Logiquement donc, les Occidentaux, maîtres de cette imposture, sont considérés comme des pires ennemis de l’Afrique qui empêcherait son décollage. Comme l’afrocentricité, le panafricanisme, le garvéyisme et le kémitisme, certains courants, issus du monde Occidental s’insurgent aussi contre cette manie de caporaliser le monde et faire d’autres peuples de la planète des faire-valoir. Cette posture fait l’objet de toute une campagne contre les puissances occidentales dont le fonctionnement vicieux a été mis à nu à travers la théorie du système-monde développée par les altermondialistes en l’occurrence Immanuel Wallerstein dans son ouvrage de trois volumes intitulé The Modern World-System (1974, 1980 et 1989).

L’engagement des altermondialistes contre ce système incite les afrocentristes à persister dans leur lutte. Ainsi, le retour à l’authenticité négro-africaine domine les discours. Le combat pour une indépendance intellectuelle ne sera qu’utopie si la majorité de la population Africaine, considérée comme des « acculturés » et des « incultes » selon les termes des afrocentristes, conséquence d’un endoctrinement de plus de trois siècles de civilisation et d’éducation à la culture occidentale, n’est pas mise à contribution. Cette rupture épistémologique n’est possible qu’après une sorte de ce que je pourrais appeler « le lavage de cerveau » afin de mettre en place une nouvelle génération d’Africains dignes et responsables, de faire émerger un « Africain rénové ». L’un des aspects de la campagne de sensibilisation pour reformer cette nouvelle génération est la prise de conscience de la nécessité de cette rupture.
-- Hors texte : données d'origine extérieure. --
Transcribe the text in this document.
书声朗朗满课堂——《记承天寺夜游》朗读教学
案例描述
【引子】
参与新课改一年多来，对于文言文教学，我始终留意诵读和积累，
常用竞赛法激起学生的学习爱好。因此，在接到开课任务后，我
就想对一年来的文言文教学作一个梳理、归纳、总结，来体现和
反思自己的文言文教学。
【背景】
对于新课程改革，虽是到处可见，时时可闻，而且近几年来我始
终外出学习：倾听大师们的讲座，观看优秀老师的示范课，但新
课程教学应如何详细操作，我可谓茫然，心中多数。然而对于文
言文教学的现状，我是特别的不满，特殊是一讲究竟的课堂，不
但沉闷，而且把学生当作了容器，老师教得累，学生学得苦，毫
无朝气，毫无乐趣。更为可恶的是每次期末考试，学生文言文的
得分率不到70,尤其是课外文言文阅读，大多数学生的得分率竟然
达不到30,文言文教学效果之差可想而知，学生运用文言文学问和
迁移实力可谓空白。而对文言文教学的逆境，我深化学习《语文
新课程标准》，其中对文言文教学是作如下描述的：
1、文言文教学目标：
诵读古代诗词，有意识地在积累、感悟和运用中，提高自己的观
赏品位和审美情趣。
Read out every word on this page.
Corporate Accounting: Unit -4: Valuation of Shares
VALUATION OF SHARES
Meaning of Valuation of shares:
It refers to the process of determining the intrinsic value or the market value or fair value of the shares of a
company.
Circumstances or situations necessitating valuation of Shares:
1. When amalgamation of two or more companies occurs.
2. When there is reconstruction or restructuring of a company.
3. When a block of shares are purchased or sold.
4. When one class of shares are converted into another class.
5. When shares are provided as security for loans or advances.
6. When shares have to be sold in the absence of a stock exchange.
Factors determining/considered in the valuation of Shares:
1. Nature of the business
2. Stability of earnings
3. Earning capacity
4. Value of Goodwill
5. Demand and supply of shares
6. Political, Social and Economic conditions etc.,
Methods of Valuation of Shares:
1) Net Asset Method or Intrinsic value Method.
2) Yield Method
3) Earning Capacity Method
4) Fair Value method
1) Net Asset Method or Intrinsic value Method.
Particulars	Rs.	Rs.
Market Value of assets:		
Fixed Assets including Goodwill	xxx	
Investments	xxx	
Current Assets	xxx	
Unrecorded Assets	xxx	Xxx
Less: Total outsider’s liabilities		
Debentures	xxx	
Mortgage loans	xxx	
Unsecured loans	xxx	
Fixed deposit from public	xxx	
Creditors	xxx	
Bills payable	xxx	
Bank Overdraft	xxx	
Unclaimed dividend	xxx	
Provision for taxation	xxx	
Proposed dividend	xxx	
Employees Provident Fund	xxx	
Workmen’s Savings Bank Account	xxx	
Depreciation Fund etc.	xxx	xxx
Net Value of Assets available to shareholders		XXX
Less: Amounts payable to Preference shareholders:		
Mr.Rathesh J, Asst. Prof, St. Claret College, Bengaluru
La conscience panafricaine

Le premier challenge du mouvement afrocentriste consiste en la construction d’une identité, c’est-à-dire la construction d’un sentiment, d’une conscience collective d’appartenance. Pour Owona Nguini (Politologue, Cameroun), la difficulté réside sur le fait que l’Afrocentricité souffre surtout du complexe d’infériorité persistant chez de nombreux africains et même de l’élite. Ils sont subjugués mentalement par la référence civilisationnelle à l’acculturation occidentale pour deux raisons simples. L’esprit colonisé ne les prédispose pas à : 1-dresser un inventaire critique de l’influence occidentale en Afrique et de la nécessité pour les Africains de recourir à un droit d’inventaire pour sélectionner avec pertinence des emprunts culturels à l’occident ; 2-recombiner et réorganiser, avec un code civilisationnel africain émancipateur et émancipé, leur société qui permettra de construire conceptuellement et matériellement les bases géopolitiques et géo-économiques d’un nouveau rayonnement africain à travers l’invention d’un grand espace panafricain=Etats Unis d’Afrique=Union Panafricaine.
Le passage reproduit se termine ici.